Obama’s public persona is so predictable and his image so overexposed that even the left is over him. He’s gone from fascinating and cool to a crashing bore in less than two years. Greg Sargent: “Seems the consensus is that Obama’s presser [Friday] was way too boring, substantive and unemotional to produce an abrupt and massive enough turnaround in the polls to guarantee in advance that Dems hold their majority.” Ditto, hisses Maureen Dowd: “How did the first president of color become so colorless?” Well, he ran out of catchphrases and revealed himself to be less articulate than George Bush. Dowd admits he sounds downright loopy at times:
“How have you changed Washington?” [Chuck] Todd asked.
The president answered that he is trying to help “ordinary families” and not special interests, before conceding that he, too, is frustrated by his inability to create “a greater spirit of cooperation in Washington.”
“You know, are there, you know, things that I might have done during the course of 18 months that would, you know, at the margins have improved some of the tone in Washington?” Obama asked. “Probably.” Uncharacteristically valley girl, the usually eloquent president must have, you know, had a hard time acknowledging that.

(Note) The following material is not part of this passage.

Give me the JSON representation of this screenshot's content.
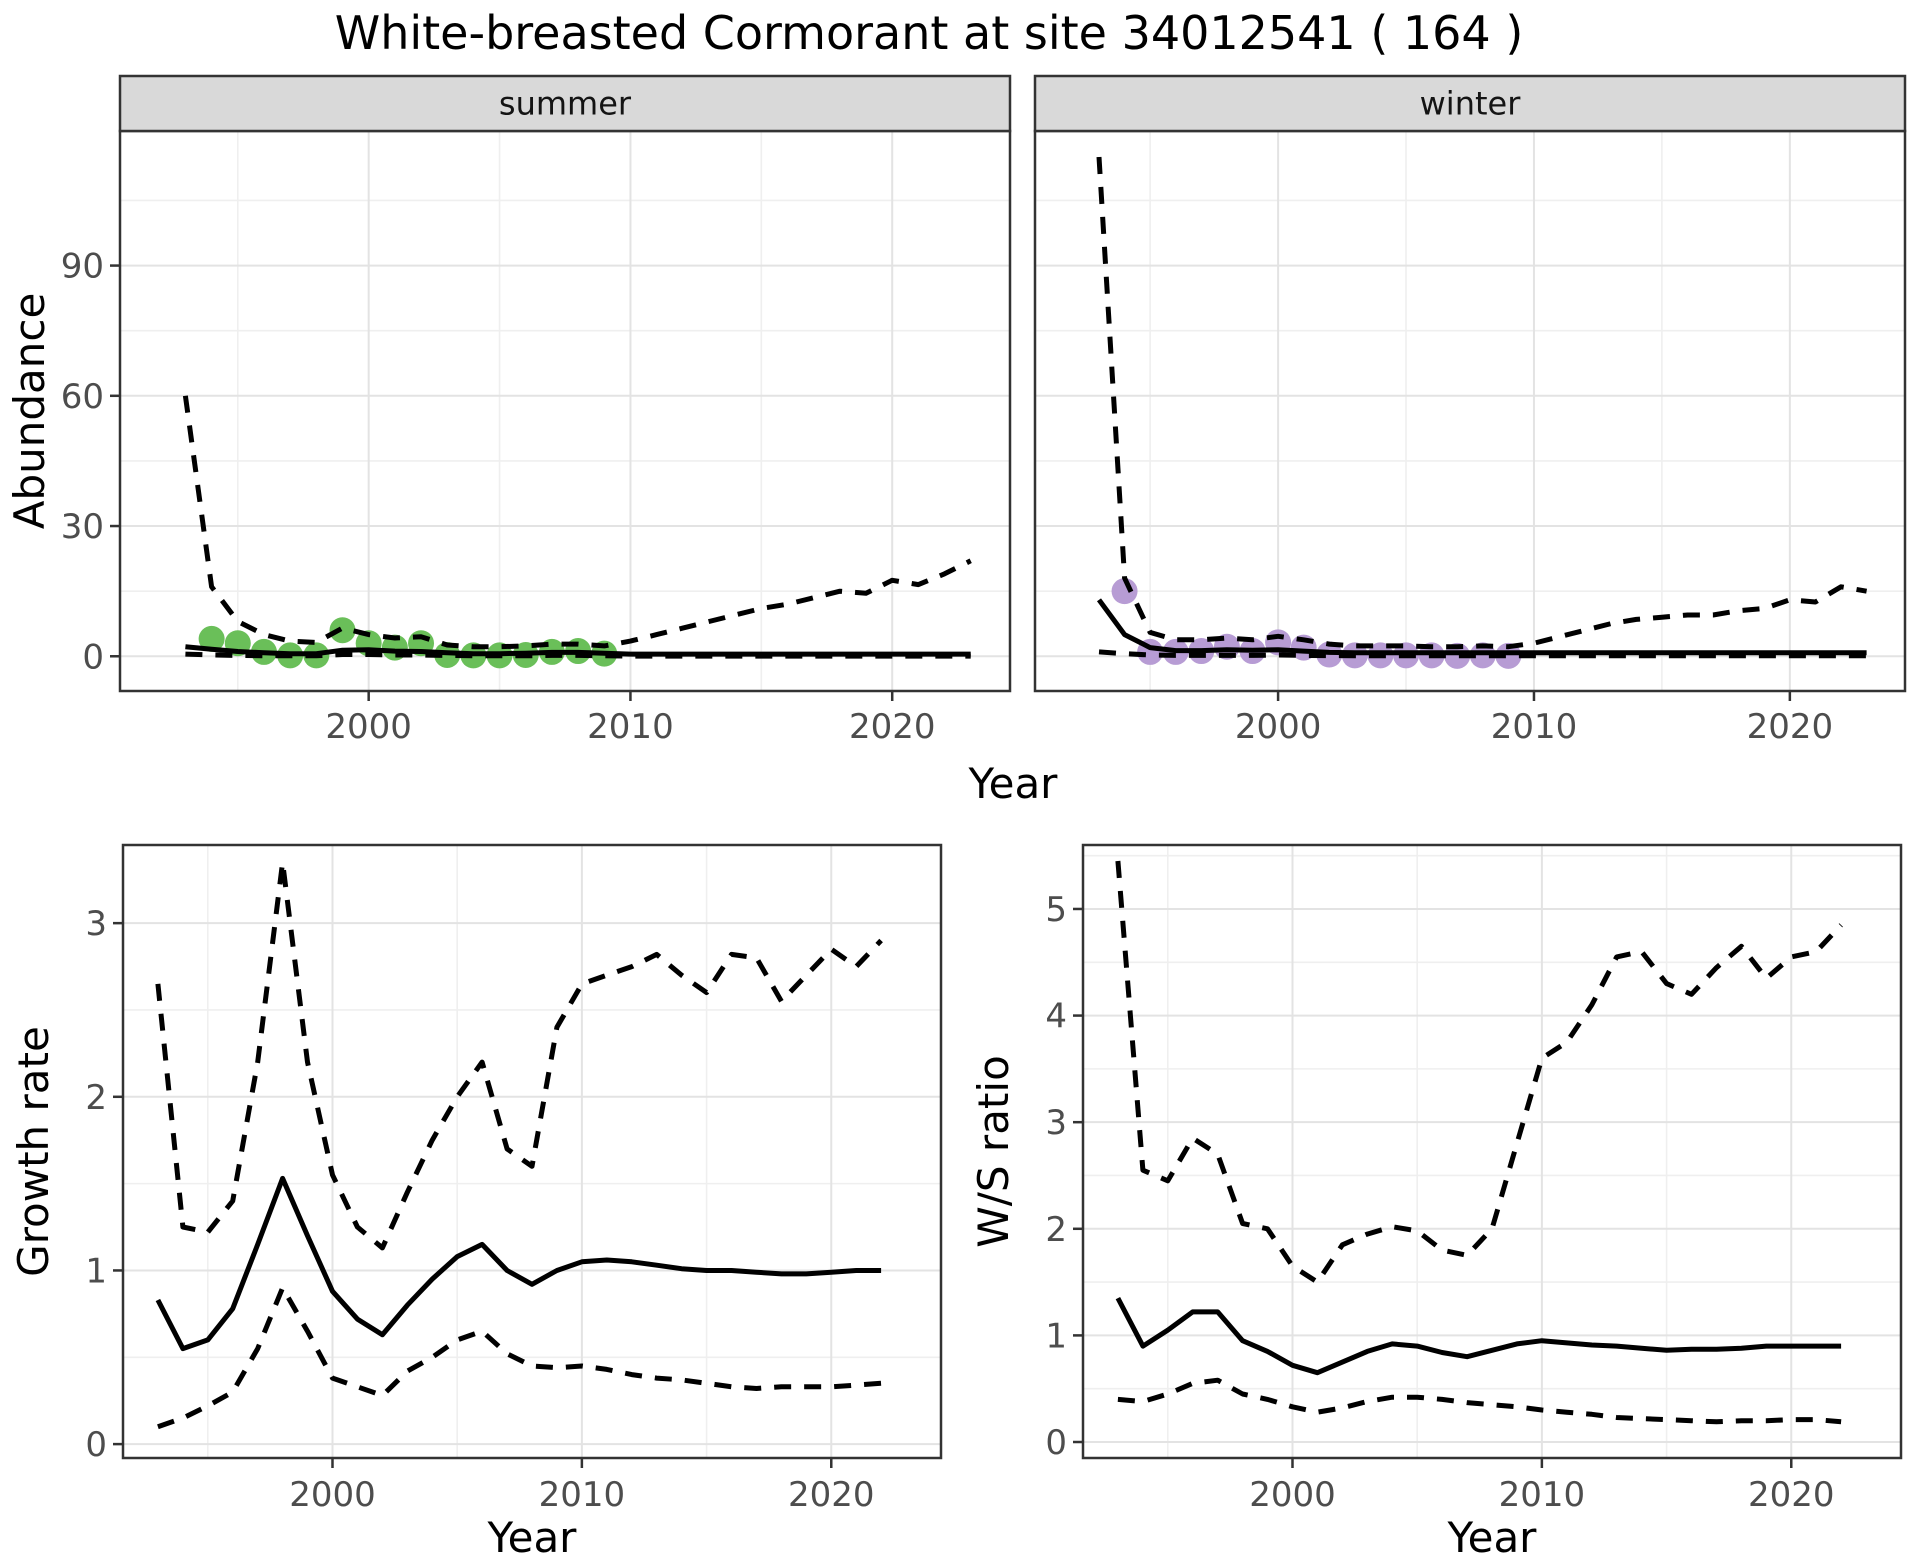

Why are liberals so bored all of a sudden? Conservatives, of course, rolled their eyes over his New Age-like campaign rhetoric and have begun to pine for Bill Clinton, who, at least, was intellectually creative and amusing. There are, I think, several things at work.
First, style — that “superior temperament” and the coolness — was what attracted many urban liberals to him in the first place. Obama was in essence the latest trend, equivalent to this season’s fashion or the newest cell phone, which they had to have. But trends by definition come and go, and surface impressions and infatuation don’t last long.
Second, it is easier to admit that the candidate they swooned for is boring than it is to say he’s incompetent (or an empty suit). The former implies that Obama has lost his charm, the latter suggests that their own judgment was faulty. This also neatly sidesteps the troubling matter that Obama’s policies have tanked. (If he could only be more eloquent about the trillions spent, the public wouldn’t dessert him, the thinking goes.)
Third, Obama just doesn’t wear well. Having never stepped out of his campaign mode or put aside his contempt for the Bible and gun clingers (that would be a large segment of America), he’s grating on the nerves. Dowd quotes a “Peggy” (that Peggy? who knows if there is a Peggy at all):
I don’t watch him anymore. I’m turned off by him. I think he’s an elitist. He went down to the gulf, telling everyone to take a vacation down there, and then he goes to Martha’s Vineyard. He does what he wants but then he tells us to do other things. I want him in that White House acting like a president, not out on the campaign trail. Not when the country is going down the toilet.
And finally, Obama thought we could never get enough of him. He has been omnipresent — everywhere from the all-star game to People magazine. Former White House officials warned that the presidency is a commodity that should be jealously guarded. But Obama has insisted on splattering himself on every publication and appearing on virtually every cable TV station. (He might have missed Food Network, although his wife did show up there.) Even someone with something interesting to say can’t say it for two years without losing his freshness.
I’m doubtful Obama can reinvent himself, either intellectually or personally. He’s not struck us as one willing to moderate his ideology or to reflect on his own weaknesses. And it may be that just as bored as liberals are of him, he’s bored with the job and tired of the incessant criticism, fed up with unappreciative Americans, and frustrated that the country and world do not fall at his feet. Maybe one term really is enough for him — and for his disenchanted supporters.